LangGraph for Agentic Workflows

Learning Objective

Learn why graph-based orchestration is useful for multi-step, stateful GenAI systems.

What it means

LangGraph is designed for stateful, graph-based agent workflows. Instead of a single linear chain, a workflow is represented as nodes and edges. Each node can perform a task, update state, and decide where the workflow should go next.

Why it matters

Real enterprise workflows are rarely linear. They involve branching, retries, approvals, validation failures, and multiple specialized agents. LangGraph is useful when an AI system needs memory, decision routing, and controlled agent collaboration.

Healthcare Example

A healthcare document workflow may classify a document, extract information, validate required fields, retrieve policy evidence, generate a recommendation, and route low-confidence cases to human review.

Architecture Flow

StartClassifier NodeExtraction NodeValidation Nodeif missing data: Request Infoif valid: Policy RetrievalDecision NodeReview or Complete

Code: Graph-Style State Routing

def classifier(state):
    state["document_type"] = "clinical_note"
    return state

def validator(state):
    required = ["patient_id", "diagnosis"]
    state["missing"] = [f for f in required if not state.get(f)]
    return state

def route_after_validation(state):
    return "human_review" if state["missing"] else "policy_review"

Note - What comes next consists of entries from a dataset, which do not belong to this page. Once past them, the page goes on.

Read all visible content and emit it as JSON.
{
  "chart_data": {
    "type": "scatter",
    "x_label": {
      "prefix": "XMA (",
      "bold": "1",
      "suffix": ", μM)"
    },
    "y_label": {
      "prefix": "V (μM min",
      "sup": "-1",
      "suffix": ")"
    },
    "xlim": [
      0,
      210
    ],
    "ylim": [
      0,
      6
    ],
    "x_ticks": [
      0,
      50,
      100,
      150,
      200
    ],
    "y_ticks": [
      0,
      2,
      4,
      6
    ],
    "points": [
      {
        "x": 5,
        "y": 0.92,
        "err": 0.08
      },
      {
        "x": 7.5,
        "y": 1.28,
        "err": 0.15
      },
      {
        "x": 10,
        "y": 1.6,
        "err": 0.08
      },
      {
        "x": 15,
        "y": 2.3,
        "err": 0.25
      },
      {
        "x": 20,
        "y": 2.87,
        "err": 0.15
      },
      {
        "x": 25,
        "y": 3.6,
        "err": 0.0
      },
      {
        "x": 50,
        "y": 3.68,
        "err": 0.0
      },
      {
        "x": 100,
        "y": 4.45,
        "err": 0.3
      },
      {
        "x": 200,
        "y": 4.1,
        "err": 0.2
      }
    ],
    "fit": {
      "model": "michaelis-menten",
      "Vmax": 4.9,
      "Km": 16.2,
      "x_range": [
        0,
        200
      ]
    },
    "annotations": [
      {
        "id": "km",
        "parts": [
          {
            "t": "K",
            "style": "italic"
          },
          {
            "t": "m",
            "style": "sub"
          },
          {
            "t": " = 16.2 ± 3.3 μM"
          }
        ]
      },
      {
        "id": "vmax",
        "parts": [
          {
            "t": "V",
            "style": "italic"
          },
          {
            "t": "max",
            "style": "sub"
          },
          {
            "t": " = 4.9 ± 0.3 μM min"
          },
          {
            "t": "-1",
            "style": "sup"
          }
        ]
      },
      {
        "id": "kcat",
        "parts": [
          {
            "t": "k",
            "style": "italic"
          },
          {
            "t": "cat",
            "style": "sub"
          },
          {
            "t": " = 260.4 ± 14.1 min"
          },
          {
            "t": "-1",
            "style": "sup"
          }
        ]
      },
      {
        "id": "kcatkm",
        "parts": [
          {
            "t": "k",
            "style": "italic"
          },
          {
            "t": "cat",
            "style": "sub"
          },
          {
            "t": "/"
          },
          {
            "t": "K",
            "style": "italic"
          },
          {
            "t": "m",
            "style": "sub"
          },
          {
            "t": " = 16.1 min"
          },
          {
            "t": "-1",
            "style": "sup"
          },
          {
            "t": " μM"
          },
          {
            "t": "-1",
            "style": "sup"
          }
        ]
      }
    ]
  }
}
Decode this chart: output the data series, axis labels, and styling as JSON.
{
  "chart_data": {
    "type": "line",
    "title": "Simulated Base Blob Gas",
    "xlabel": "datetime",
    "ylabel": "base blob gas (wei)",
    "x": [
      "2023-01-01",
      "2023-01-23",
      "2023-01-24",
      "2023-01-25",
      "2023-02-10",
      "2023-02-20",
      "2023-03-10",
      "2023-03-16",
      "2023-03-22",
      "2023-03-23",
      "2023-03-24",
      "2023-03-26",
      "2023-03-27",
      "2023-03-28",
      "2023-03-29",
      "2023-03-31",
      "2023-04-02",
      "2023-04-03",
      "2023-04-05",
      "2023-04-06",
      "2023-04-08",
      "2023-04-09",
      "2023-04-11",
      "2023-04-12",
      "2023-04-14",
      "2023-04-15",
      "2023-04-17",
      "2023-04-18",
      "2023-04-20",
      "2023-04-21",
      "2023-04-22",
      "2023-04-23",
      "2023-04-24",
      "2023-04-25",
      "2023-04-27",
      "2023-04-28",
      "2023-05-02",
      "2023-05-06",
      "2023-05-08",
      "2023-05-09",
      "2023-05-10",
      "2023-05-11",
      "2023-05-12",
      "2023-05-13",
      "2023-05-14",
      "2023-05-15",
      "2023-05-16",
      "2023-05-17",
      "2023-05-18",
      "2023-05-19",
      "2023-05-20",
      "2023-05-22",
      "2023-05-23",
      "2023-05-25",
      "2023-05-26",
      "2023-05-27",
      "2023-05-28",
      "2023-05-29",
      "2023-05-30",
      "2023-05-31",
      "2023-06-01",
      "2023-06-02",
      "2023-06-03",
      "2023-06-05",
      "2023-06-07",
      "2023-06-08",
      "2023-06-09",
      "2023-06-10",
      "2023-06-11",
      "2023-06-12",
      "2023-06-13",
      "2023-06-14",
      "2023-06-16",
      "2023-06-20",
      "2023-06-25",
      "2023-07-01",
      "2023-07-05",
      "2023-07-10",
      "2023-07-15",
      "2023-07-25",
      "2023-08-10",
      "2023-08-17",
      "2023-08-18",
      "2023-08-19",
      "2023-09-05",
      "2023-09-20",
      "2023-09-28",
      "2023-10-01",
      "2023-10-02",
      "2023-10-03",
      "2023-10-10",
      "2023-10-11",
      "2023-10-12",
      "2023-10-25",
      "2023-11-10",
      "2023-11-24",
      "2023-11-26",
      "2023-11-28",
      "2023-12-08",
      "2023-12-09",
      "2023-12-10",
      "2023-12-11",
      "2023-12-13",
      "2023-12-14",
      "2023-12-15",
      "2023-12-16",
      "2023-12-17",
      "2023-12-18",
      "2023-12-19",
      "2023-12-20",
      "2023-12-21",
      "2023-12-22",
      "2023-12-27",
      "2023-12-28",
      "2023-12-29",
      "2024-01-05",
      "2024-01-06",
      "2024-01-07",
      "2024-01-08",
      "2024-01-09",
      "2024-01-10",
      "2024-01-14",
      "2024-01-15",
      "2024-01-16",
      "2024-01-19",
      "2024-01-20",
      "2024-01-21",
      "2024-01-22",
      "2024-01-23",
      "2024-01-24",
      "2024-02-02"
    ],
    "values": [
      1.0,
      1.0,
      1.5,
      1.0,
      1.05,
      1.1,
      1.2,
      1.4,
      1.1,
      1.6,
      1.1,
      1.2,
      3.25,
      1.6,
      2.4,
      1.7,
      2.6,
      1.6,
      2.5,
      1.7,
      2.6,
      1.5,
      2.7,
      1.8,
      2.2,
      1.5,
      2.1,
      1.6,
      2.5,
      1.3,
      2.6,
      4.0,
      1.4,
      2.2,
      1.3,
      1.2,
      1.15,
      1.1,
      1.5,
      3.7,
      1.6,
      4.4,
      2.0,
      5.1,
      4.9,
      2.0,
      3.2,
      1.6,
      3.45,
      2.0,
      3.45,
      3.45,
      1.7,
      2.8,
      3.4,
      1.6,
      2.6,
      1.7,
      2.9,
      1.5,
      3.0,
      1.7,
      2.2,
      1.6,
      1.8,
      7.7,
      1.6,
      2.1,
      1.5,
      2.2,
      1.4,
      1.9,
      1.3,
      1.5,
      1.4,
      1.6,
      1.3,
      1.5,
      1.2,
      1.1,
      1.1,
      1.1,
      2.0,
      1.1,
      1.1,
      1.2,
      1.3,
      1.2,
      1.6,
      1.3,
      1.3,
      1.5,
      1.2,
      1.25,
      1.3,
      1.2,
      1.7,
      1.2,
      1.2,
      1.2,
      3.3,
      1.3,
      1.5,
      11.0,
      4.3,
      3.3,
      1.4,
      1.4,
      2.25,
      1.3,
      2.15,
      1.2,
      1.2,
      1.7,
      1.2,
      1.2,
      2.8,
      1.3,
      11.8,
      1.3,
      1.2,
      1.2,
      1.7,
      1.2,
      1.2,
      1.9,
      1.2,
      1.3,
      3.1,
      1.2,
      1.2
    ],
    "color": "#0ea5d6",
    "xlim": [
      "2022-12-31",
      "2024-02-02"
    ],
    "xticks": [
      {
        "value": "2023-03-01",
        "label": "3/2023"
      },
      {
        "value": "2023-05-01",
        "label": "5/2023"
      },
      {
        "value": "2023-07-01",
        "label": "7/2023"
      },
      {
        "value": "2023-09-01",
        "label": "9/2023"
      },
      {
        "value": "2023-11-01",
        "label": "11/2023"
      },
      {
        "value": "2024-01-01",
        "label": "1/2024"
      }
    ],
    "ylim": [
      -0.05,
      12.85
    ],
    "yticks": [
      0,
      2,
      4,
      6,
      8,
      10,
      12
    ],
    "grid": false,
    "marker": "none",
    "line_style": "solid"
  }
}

state = {"patient_id": "P100", "diagnosis": None}
state = classifier(state)
state = validator(state)
print(route_after_validation(state), state)

Common Mistakes

  • Using agents without boundaries.
  • No state model.
  • No stop condition for loops.
  • No human review path.
  • No observability into agent decisions.

Interview Q&A

Q: Why LangGraph over LangChain?

A: LangChain is good for chains and components; LangGraph is better when workflows require state, branching, multiple agents, retries, and human review.

Q: Is ChatGPT LangChain or LangGraph?

A: No. ChatGPT is an LLM application. LangChain and LangGraph are developer frameworks used to build applications around LLMs.

Architect Takeaway

Use LangGraph when you need controlled agent orchestration, not just a prompt pipeline.